Singh LN, Wang LS, Hannenhalli S - Nucleic Acids Res. (2007)

Bottom Line: Since TFs belong to evolutionarily and structurally related families, TF family members often bind to similar DNA motifs and can confound sequence-based approaches to TM identification.A previous approach to TM detection addresses this issue by pre-selecting a single representative from each TF family.This method uses the Mahalanobis distance to assess the validity of a TM and automatically incorporates the inter-TF binding similarity without resorting to pre-selecting family representatives.

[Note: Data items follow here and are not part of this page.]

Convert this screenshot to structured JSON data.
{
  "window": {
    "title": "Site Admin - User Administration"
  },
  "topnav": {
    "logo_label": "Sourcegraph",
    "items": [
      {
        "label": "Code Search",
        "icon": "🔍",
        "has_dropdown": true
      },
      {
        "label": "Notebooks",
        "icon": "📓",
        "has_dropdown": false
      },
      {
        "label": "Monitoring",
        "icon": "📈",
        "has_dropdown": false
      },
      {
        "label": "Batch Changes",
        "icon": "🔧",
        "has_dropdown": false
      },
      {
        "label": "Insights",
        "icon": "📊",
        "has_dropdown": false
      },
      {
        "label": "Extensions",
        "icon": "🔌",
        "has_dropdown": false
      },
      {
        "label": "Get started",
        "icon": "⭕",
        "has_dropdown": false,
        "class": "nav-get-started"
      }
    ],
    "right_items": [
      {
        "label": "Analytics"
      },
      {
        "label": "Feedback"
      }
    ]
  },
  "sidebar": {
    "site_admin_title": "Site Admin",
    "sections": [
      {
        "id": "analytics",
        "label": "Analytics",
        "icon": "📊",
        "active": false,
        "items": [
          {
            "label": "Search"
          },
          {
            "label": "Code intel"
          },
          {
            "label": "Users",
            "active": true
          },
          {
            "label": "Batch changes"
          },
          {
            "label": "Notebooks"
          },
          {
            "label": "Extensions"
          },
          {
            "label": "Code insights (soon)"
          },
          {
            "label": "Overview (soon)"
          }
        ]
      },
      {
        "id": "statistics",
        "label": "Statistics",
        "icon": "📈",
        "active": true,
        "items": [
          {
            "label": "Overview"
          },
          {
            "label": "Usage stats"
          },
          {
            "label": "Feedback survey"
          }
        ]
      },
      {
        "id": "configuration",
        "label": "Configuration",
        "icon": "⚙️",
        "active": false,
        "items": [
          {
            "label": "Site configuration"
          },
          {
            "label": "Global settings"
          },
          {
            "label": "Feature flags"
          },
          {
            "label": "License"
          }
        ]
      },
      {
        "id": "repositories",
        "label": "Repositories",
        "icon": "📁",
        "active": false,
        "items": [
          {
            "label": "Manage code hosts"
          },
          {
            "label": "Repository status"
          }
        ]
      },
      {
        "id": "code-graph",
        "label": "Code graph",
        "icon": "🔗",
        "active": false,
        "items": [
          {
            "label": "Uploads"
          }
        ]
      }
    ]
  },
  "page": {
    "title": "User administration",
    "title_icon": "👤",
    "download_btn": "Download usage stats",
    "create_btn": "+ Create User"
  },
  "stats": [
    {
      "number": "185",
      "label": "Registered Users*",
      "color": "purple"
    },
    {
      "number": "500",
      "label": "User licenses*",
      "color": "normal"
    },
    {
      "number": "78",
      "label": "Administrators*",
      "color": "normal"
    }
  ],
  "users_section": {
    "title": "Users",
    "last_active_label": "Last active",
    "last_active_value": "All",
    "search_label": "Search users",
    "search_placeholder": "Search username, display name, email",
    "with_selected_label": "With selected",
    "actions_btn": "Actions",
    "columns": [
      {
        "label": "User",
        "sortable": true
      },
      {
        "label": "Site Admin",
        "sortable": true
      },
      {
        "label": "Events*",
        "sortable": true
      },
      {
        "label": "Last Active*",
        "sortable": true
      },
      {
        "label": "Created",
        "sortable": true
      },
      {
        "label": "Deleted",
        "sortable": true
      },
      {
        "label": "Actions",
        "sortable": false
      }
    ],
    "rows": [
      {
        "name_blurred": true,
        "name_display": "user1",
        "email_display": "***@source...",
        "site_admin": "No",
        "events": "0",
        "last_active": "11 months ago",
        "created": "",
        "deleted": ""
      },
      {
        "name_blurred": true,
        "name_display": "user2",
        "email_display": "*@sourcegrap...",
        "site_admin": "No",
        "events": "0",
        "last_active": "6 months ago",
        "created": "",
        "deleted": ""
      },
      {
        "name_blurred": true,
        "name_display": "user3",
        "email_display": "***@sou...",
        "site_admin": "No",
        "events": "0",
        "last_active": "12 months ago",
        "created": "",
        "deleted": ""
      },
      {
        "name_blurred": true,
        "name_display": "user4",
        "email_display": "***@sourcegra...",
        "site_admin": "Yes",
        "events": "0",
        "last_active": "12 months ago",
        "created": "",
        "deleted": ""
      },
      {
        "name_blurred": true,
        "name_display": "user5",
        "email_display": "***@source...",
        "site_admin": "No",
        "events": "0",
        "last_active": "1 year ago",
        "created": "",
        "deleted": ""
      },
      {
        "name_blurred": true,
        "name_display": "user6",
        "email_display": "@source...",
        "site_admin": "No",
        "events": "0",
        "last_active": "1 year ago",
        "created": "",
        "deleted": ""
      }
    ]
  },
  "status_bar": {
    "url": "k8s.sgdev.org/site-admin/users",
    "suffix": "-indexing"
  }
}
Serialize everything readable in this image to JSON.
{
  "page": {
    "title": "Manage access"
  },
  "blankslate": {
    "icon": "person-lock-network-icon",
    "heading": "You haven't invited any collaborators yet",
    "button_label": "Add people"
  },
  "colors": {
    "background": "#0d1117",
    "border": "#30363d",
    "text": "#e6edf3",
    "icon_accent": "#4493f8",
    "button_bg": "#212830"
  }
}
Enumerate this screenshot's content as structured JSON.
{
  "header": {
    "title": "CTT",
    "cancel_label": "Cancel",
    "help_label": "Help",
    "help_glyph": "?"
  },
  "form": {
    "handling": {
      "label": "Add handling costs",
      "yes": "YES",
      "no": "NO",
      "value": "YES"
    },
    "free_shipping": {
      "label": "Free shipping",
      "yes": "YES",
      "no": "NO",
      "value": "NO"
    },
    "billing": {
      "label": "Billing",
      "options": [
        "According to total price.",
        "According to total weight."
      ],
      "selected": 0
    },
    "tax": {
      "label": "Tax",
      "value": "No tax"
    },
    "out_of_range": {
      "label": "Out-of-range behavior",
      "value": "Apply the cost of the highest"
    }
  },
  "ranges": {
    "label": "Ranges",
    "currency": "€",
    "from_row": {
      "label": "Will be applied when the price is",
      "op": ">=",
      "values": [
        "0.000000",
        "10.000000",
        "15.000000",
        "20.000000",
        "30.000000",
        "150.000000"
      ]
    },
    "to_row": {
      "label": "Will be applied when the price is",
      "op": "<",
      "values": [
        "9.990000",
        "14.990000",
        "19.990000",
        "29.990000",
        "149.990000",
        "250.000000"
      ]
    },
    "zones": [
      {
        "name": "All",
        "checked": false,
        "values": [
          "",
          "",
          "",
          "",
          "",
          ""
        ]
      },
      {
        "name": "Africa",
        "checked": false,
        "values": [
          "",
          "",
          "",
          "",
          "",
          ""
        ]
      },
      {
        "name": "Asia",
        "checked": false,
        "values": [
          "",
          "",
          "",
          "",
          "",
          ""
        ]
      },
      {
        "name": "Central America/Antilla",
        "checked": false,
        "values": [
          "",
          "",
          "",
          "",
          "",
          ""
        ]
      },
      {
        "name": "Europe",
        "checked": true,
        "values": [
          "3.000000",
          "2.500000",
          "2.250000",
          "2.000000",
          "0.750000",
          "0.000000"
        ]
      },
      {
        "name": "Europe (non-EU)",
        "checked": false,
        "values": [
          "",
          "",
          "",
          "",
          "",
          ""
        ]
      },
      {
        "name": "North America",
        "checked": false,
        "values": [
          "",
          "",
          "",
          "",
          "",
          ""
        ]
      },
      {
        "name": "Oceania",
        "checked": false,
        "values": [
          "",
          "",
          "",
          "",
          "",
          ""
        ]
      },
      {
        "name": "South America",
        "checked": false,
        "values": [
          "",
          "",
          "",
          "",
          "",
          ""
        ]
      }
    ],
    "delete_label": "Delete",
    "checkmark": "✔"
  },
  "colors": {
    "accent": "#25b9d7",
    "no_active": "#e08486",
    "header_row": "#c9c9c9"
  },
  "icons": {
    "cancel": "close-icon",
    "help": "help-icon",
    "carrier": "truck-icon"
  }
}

View Article: PubMed Central - PubMed

Affiliation: Penn Center for Bioinformatics, University of Pennsylvania, Philadelphia, PA 19104, USA.

ABSTRACT
A transcriptional module (TM) is a collection of transcription factors (TF) that as a group, co-regulate multiple, functionally related genes. The task of identifying TMs poses an important biological challenge. Since TFs belong to evolutionarily and structurally related families, TF family members often bind to similar DNA motifs and can confound sequence-based approaches to TM identification. A previous approach to TM detection addresses this issue by pre-selecting a single representative from each TF family. One problem with this approach is that closely related transcription factors can still target sufficiently distinct genes in a biologically meaningful way, and thus, pre-selecting a single family representative may in principle miss certain TMs. Here we report a method-TREMOR (Transcriptional Regulatory Module Retriever). This method uses the Mahalanobis distance to assess the validity of a TM and automatically incorporates the inter-TF binding similarity without resorting to pre-selecting family representatives. The application of TREMOR on human muscle-specific, liver-specific and cell-cycle-related genes reveals TFs and TMs that were validated from literature and also reveals additional related genes.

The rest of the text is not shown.